Friday, November 23, 2012

B.A.R. Fort Lee Retreat to Victory!

Good day everyone!

Well now that Thanksgiving is over I figured I’d give my AAR of the recent Fort Lee Retreat to Victory! 

Even though we are a New York Regiment, I am one of the few members who reside in New Jersey.  I often worked in Fort Lee as a contractor in my college years but never knew the story of what took place here.  This small city on the heights above the Hudson River tells a bigger story than just urban sprawl.  It was here that the great retreat started across New Jersey that eventually led to the banks of the Delaware River and Washington’s crossing.    
Fort Lee was designed to defend the Hudson River from British use by creating a field of cannon fire from above.  Together with Fort Washington on the Manhattan side, the American’s goal was to stop any British ships from heading north.  This was a sound plan until things began to deteriorate for the Americans.  Repeated losses at in New York caused the evacuation of most of the troops with only Fort Washington remaining.  The hope was that this fort would be able to withstand attacks and continue to serve its Hudson protecting service.

HMS Phoenix, Roebuck and Tartar, accompanied by two smaller vessels, forcing their way through a cheval-de-frise on the Hudson River with the Forts Washington and Lee and several batteries on both sides. The painting is a copy by Thomas Mitchell after the original rendering of the subject, a scene from the American Revolutionary War, by Dominic Serres the Elder.

On November 16, 1776 Fort Washington fell with most of its garrison captured. This was a major blow to the American cause as it rendered Fort Lee rather defenseless.    Three days later on the 19th of November, Washington evacuates Fort Lee as the British land roughly 5,000 troops nearby.  And so begins the famous chase across New Jersey.  We will see how that ends!
I showed up to Fort Lee Historic Park and met with other members of the 5th New York.  We ran into many friends that day from the other Regiments, some even as far away as Rhode Island!  We were there, the 2nd NY, the 3rd New Jersey, the RI boys, the 4th Battalion NJ Volunteers, I want to say the 22nd Regiment  Of foot?  Buff facings on red coats.  I also want to say Butler’s rangers as well as a handful of other Loyalists.
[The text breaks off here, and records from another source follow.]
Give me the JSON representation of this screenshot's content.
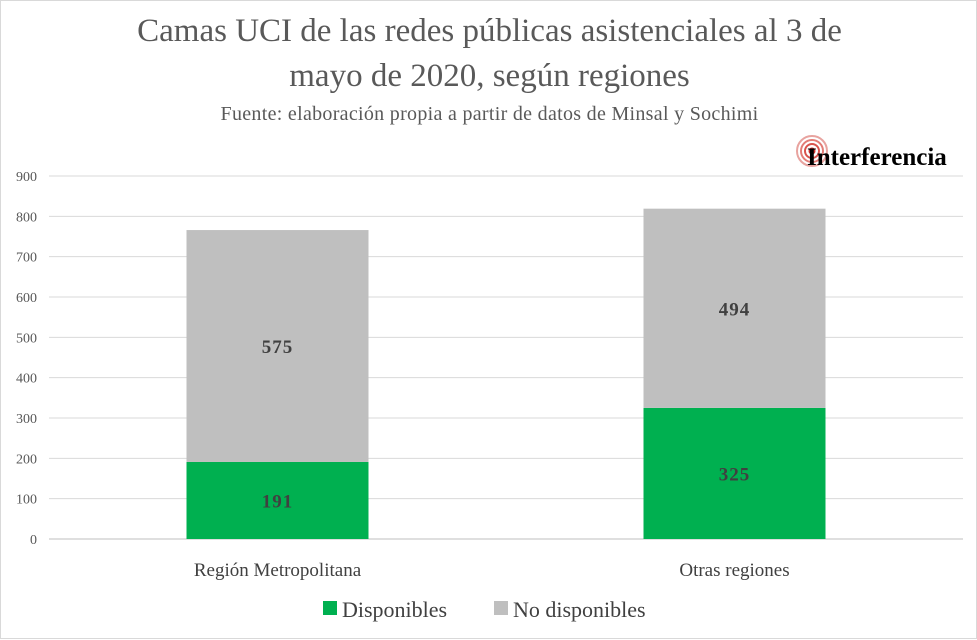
{
  "header": {
    "title_line1": "Camas UCI de las redes públicas asistenciales al 3 de",
    "title_line2": "mayo de 2020, según regiones",
    "subtitle": "Fuente: elaboración propia a partir de datos de Minsal y Sochimi",
    "logo_text": "Interferencia"
  },
  "chart_data": {
    "type": "bar",
    "stacked": true,
    "title": "Camas UCI de las redes públicas asistenciales al 3 de mayo de 2020, según regiones",
    "subtitle": "Fuente: elaboración propia a partir de datos de Minsal y Sochimi",
    "categories": [
      "Región Metropolitana",
      "Otras regiones"
    ],
    "series": [
      {
        "name": "Disponibles",
        "values": [
          191,
          325
        ],
        "color": "#00b050"
      },
      {
        "name": "No disponibles",
        "values": [
          575,
          494
        ],
        "color": "#bfbfbf"
      }
    ],
    "ylim": [
      0,
      900
    ],
    "yticks": [
      0,
      100,
      200,
      300,
      400,
      500,
      600,
      700,
      800,
      900
    ],
    "grid": true,
    "legend_position": "bottom",
    "data_labels": true
  }
}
There were also a few members of what looked like the 23rd Welch Fusiliers and even some Hessians!  Always a pleasure to see the Hessians.   

Photo by Gary Vorwald

We talked with the public all day and did musket firing demonstrations and drills. A beautiful museum complemented the grounds.  Inside the visitor’s center were demonstrations and tables set up representing all walks of life during the revolutionary war.  Even George Washington’s map makers were there showing their skills in fine form.  Lamb’s Artillery was on hand and fired a 3 pounder, an 8 inch mortar, an 18 pounder, and 32 pounder cannons!   It was an excellent demonstration.  Mott’s Artillery repeated the firing the next day.  It is always a good show by the artilleryman.

By noon all of the regiments, Crown and Rebel alike, gathered and proceeded to march to the memorial in Fort Lee.  Dignitaries gave speeches and we all let off a massive brigade volley under B.A.R. commander Mark Hurwitz.  It was a spectacular volley!   Upon completion of ceremonies we had cider and donuts and headed back to the Historic Park for battle preparations!
As the bell chimed 3 o’clock the Americans formed up and decided it would behoove us to recapture our blockhouse from those pesky Brits and Tories.  Onward!
We advanced in line and at first a company of Loyalists came to meet us. Skirmishers were sent out on both sides as the general advance took place.  Shots fired and eventually when in range the Companies began volley fire.   Firing by sections gave a great show to the audience as the battle progressed and even with British reinforcements the Americans pushed them back into the blockhouse.   It was here they shut themselves in and we surrounded the building awaiting their surrender.

Photo by Gary Vorwald

The problem arose when they refused!   Luckily a soldier produced a grenade in an attempt to bust them out of the blockhouse!  Unfortunately for the Americans they also were waiting with a bucket of water and spilled it out on our grenadier!   A tough nut to crack!  With some cunning thought, an American solider placed his hat on a stick and stuck it towards the window in an attempt to distract the green coats while we infiltrated the bottom floor. 

Photo by Gary Vorwald

It was at this point I was shot in the shoulder and put out of commission! I do not know the outcome but was dragged away by another member of my regiment.
Sunday was smaller than Saturday but the 5th had a good turnout and Mott’s artillery stole the show with their cannonade.
Overall the event was a smashing success and a blast for the public and reenactors alike.  This B.A.R. event was my first time here and most certainly won’t be my last!  The 5th New York Regiment would like to thank all of the other Regiments and groups that attended this fine event and the B.A.R. for a stellar day!